Maulin’ Magnum Made Meaner By Magnuson - A Power Adder Primer

If you’ve been following project Maulin’ Magnum in these pages, then you know we addressed the late model weak link, its Achilles heel, the factory rear end. We used parts by the Driveshaft Shop, Richmond Gears, and OS Giken to upgrade the rear end to be an anvil against which we can experiment. Experiment with what? Why, more power of course!

Before we get into the specifics, let’s start with the basics. An internal combustion engine at its most fun damental is an energy conversion device. Potential chemical energy in the form of fuel is introduced into the engine along with oxygen (contained in air). The fuel/air mix is oxidized (burns) and the chemical energy is converted into thermal energy. The thermal energy pressurizes one side of the engine’s pistons causing them to move and turn the crankshaft, thus converting the thermal energy into mechanical energy and movement.

To increase the power a given engine produces, you can improve the efficiency with which it uses its chemical fuel potential. In modern EFI engines, there’s not much room for improvement here, the engines are already highly optimized. If your engine is already highly efficient, the only way to increase power is to pump more fuel through the engine.  Of course, you can’t just pour more fuel into the engine without more oxygen with which to burn that fuel, so you have to provide both more fuel and more oxygen.

There are a few different roads we can travel to get our engines to pump and convert more fuel and air.
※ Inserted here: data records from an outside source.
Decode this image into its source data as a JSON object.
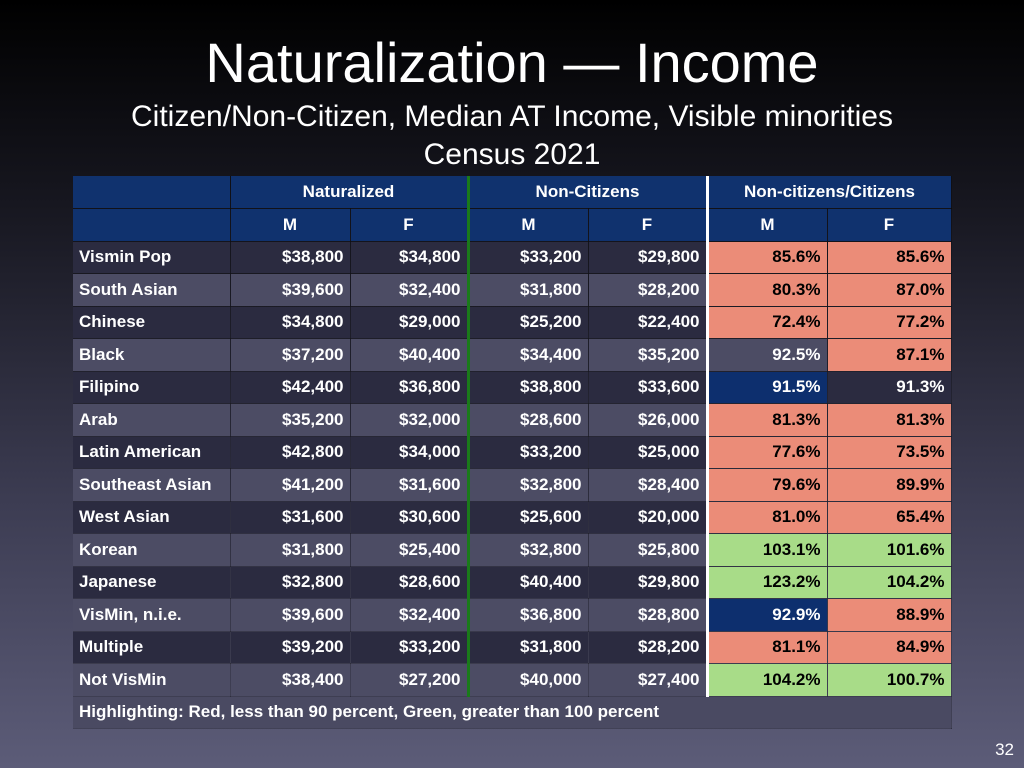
{
  "slide": {
    "title": "Naturalization — Income",
    "subtitle": "Citizen/Non-Citizen, Median AT Income, Visible minorities",
    "census": "Census 2021",
    "page_number": "32"
  },
  "table": {
    "group_headers": [
      "Naturalized",
      "Non-Citizens",
      "Non-citizens/Citizens"
    ],
    "sub_headers": [
      "M",
      "F",
      "M",
      "F",
      "M",
      "F"
    ],
    "rows": [
      {
        "label": "Vismin Pop",
        "nat_m": "$38,800",
        "nat_f": "$34,800",
        "non_m": "$33,200",
        "non_f": "$29,800",
        "ratio_m": "85.6%",
        "ratio_f": "85.6%"
      },
      {
        "label": "South Asian",
        "nat_m": "$39,600",
        "nat_f": "$32,400",
        "non_m": "$31,800",
        "non_f": "$28,200",
        "ratio_m": "80.3%",
        "ratio_f": "87.0%"
      },
      {
        "label": "Chinese",
        "nat_m": "$34,800",
        "nat_f": "$29,000",
        "non_m": "$25,200",
        "non_f": "$22,400",
        "ratio_m": "72.4%",
        "ratio_f": "77.2%"
      },
      {
        "label": "Black",
        "nat_m": "$37,200",
        "nat_f": "$40,400",
        "non_m": "$34,400",
        "non_f": "$35,200",
        "ratio_m": "92.5%",
        "ratio_f": "87.1%"
      },
      {
        "label": "Filipino",
        "nat_m": "$42,400",
        "nat_f": "$36,800",
        "non_m": "$38,800",
        "non_f": "$33,600",
        "ratio_m": "91.5%",
        "ratio_f": "91.3%"
      },
      {
        "label": "Arab",
        "nat_m": "$35,200",
        "nat_f": "$32,000",
        "non_m": "$28,600",
        "non_f": "$26,000",
        "ratio_m": "81.3%",
        "ratio_f": "81.3%"
      },
      {
        "label": "Latin American",
        "nat_m": "$42,800",
        "nat_f": "$34,000",
        "non_m": "$33,200",
        "non_f": "$25,000",
        "ratio_m": "77.6%",
        "ratio_f": "73.5%"
      },
      {
        "label": "Southeast Asian",
        "nat_m": "$41,200",
        "nat_f": "$31,600",
        "non_m": "$32,800",
        "non_f": "$28,400",
        "ratio_m": "79.6%",
        "ratio_f": "89.9%"
      },
      {
        "label": "West Asian",
        "nat_m": "$31,600",
        "nat_f": "$30,600",
        "non_m": "$25,600",
        "non_f": "$20,000",
        "ratio_m": "81.0%",
        "ratio_f": "65.4%"
      },
      {
        "label": "Korean",
        "nat_m": "$31,800",
        "nat_f": "$25,400",
        "non_m": "$32,800",
        "non_f": "$25,800",
        "ratio_m": "103.1%",
        "ratio_f": "101.6%"
      },
      {
        "label": "Japanese",
        "nat_m": "$32,800",
        "nat_f": "$28,600",
        "non_m": "$40,400",
        "non_f": "$29,800",
        "ratio_m": "123.2%",
        "ratio_f": "104.2%"
      },
      {
        "label": "VisMin, n.i.e.",
        "nat_m": "$39,600",
        "nat_f": "$32,400",
        "non_m": "$36,800",
        "non_f": "$28,800",
        "ratio_m": "92.9%",
        "ratio_f": "88.9%"
      },
      {
        "label": "Multiple",
        "nat_m": "$39,200",
        "nat_f": "$33,200",
        "non_m": "$31,800",
        "non_f": "$28,200",
        "ratio_m": "81.1%",
        "ratio_f": "84.9%"
      },
      {
        "label": "Not VisMin",
        "nat_m": "$38,400",
        "nat_f": "$27,200",
        "non_m": "$40,000",
        "non_f": "$27,400",
        "ratio_m": "104.2%",
        "ratio_f": "100.7%"
      }
    ],
    "footer_note": "Highlighting: Red, less than 90 percent, Green, greater than 100 percent"
  },
  "colors": {
    "header_blue": "#10326e",
    "highlight_red": "#eb8c78",
    "highlight_green": "#a8dc88",
    "highlight_blue": "#0d2f6e",
    "divider_green": "#1a7a1a",
    "divider_white": "#ffffff"
  }
}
A power adder such as a nitrous oxide system, turbocharger, or supercharger can force feed more air into the engine. Without a power adder, a normally aspirated engine can be larger (more air and fuel per cycle) and/or revved to higher RPM (more power cycles per time unit). If you stay normally aspirated (which means no power adder device) to take maximum advantage of the increased displacement and higher redline you have to modify the cylinder heads and change the camshaft and valve train components.

The cylinder heads are modified—usually by increasing the size of the intake and exhaust ports and optimizing their shape and cross section—or replaced with aftermarket pieces that feature such optimization. In order to take advantage of the changes, the camshaft is swapped to one with a profile with higher lift and changed duration and overlap to match the needs of the higher flowing heads. Valve train parts such as rocker arms and the valves themselves are often changed as well.

We already explored one power adder path last year with our three part series on nitrous oxide. Nitrous systems have two main components, a pressure bottle holding nitrous oxide—a high oxygen content gas—and plumbing to introduce the nitrous oxide and more fuel into the engine. When activated, a nitrous system introduces pressurized oxygen (contained within the nitrous oxide gas) and additional fuel (gasoline in our case) into the engine’s intake manifold.

How much extra power you produce is directly related to how much nitrous oxide and fuel you introduce. The upside to nitrous is that it is inexpensive to install (you can purchase basic systems for under $500) and can add 100+ horsepower to a late model Hemi. Downsides include the cost of nitrous refills ($5 a pound in Southern California and a bottle typically holds ten pounds) and the limited time you can make the added power before the bottle is empty.

Another way to get more air into an engine is to force it in using a mechanical device to pressurize atmospheric air and introduce it into the engine. These devices will themselves consume some power as the source of the energy needed to pressurize the incoming air. If the source of this power is from the exhaust system, then you have a turbocharger.

If the source of this power is mechanical belting or gearing to the engine, then you have a supercharger.